Life liberty and the pursuit of happiness, the Constitution gives us the right to seek these things. As Thomas Jefferson said, it is up to us to find them.
The Constitution all comes down to choices.
The Tea Party says that it wants to return to the government our Founding Fathers intended. But that’s not really true. What they are actually saying is that they want to return to a particular year – and stay there, as though the world has not changed and will never change.
One huge obstacle is that more than 200 years have passed. Things changed quite a bit between 1776 and 1787. They have changed a lot more since. It is no longer the 18th century, let alone 1787. Conservatism as a movement is about maintaining the status quo, but isn’t this taking things to extremes?
Another obstacle is the idea of the Constitution itself, the knowledge of the men who framed it that they could not foresee the future and that they needed to leave some matters for future generations to resolve. Conservatives revile the idea of a “living Constitution” because a living constitution violates the idea of status quo.
But look at the changing ideas about rights for a moment.
Thomas Jefferson was aware that slavery was an evil and he was aware that it was an evil that could not be resolved in his lifetime, not if a nation were to be constructed. The Thirteenth Amendment (1864) finally abolished slavery, and only after the horrors of a civil war.
Without amendments, quite a few people would be without rights. Not just slaves.

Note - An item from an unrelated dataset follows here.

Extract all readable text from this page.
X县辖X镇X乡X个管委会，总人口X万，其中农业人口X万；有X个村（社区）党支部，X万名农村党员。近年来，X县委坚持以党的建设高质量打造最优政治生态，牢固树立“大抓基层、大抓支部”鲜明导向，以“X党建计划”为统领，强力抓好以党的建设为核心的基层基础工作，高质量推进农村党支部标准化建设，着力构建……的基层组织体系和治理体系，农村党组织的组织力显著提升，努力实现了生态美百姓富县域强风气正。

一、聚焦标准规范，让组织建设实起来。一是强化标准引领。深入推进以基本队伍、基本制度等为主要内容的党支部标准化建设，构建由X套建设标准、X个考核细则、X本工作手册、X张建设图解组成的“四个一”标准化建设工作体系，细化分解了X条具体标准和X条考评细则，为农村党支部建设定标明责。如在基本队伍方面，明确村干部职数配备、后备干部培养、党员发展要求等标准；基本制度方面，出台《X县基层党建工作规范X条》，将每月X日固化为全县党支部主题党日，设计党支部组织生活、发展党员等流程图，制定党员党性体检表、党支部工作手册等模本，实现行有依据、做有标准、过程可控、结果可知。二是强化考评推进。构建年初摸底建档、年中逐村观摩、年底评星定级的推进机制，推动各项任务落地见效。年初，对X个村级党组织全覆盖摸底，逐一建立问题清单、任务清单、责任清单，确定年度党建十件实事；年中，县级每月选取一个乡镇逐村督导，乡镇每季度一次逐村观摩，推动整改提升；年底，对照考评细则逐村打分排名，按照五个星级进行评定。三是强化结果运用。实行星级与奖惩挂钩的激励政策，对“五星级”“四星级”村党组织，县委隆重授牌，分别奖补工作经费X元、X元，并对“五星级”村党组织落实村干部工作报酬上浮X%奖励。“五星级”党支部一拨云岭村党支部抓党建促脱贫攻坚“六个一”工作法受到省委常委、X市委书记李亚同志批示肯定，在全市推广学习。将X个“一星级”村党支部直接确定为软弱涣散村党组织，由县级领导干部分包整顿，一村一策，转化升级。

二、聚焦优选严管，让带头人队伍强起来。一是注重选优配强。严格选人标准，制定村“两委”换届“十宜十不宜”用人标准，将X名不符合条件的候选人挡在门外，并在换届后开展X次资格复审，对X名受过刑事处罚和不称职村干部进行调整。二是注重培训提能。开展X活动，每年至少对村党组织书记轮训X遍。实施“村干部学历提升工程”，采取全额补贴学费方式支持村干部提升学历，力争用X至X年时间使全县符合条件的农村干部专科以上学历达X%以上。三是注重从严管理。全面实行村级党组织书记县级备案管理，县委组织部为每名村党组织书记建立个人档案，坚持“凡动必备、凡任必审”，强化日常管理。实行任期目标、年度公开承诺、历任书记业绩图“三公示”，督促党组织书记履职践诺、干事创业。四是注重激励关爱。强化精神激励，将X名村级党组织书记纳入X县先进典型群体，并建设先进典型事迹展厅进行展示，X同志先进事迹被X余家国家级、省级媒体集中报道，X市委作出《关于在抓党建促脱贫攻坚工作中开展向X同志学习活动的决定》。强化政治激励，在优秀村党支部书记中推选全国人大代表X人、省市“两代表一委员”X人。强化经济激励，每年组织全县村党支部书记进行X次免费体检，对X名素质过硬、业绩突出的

Just a few of these additional essential amendments are the 14th Amendment (1868), which protects the civil and political rights of all people born in the US; the 19th Amendment (1920), which grants voting rights to women; and the 24th Amendment (1964) which kept the southern states from denying voting rights to blacks by use of poll taxes.
The Tea Party says that the right to life, liberty and the pursuit of happiness is central to their platform but the repeal of these amendments would make a mockery of that claim. Some people can pursue happiness, but others cannot?
And think about what we would lose: affordable health care, Medicare and Medicaid.
Put it against what we would gain: guns in our closets and state legislatures able to run roughshod over our constitutional rights.
So while the Constitution is about choices, and the Democrats still support choices, the Republican Party increasingly does not. The small tent analogy works well. There is not a lot of room inside, nor are there a lot of choices, as the purity drive and the political dynamics of the past two years have demonstrated.
For the most part, the Tea Party platform seems to be about what you can’t do rather than about what you can, whatever the rhetoric says.
Choice is a problem. Government is a problem because it guarantees those choices. The small government demanded by the Tea Party won’t have the power to offer those protections.
A simple way to look at the issue is to say that conservatives want to constrain your choices to a limited field of options while liberals want an unlimited or far less limited field.
In conservatism, choice itself becomes an illusion. Liberals want you to have a plethora of choices; choices are not evil but a bounty. Choice is freedom. It is liberty.
And wasn’t that after all what we fought the revolution for? Liberty?
But where is the value in choice if the menu looks like this: “You have freedom of religion but only if you choose to be Christian, and of course, you have to be a certain kind of Christian. After all, America was founded by and for Christians.”
Real choice, real liberty, is devalued by the limited menu offered by the Tea Party. In the America of Republican dreams, there is rhetoric but no substance. They want to “take America back” but they don’t want to share it. The Tea Party platform approaches nihilism. Even with other Americans. America, you see, is only for “real” Americans, who are increasingly White, Anglo-Saxon, and Protestant.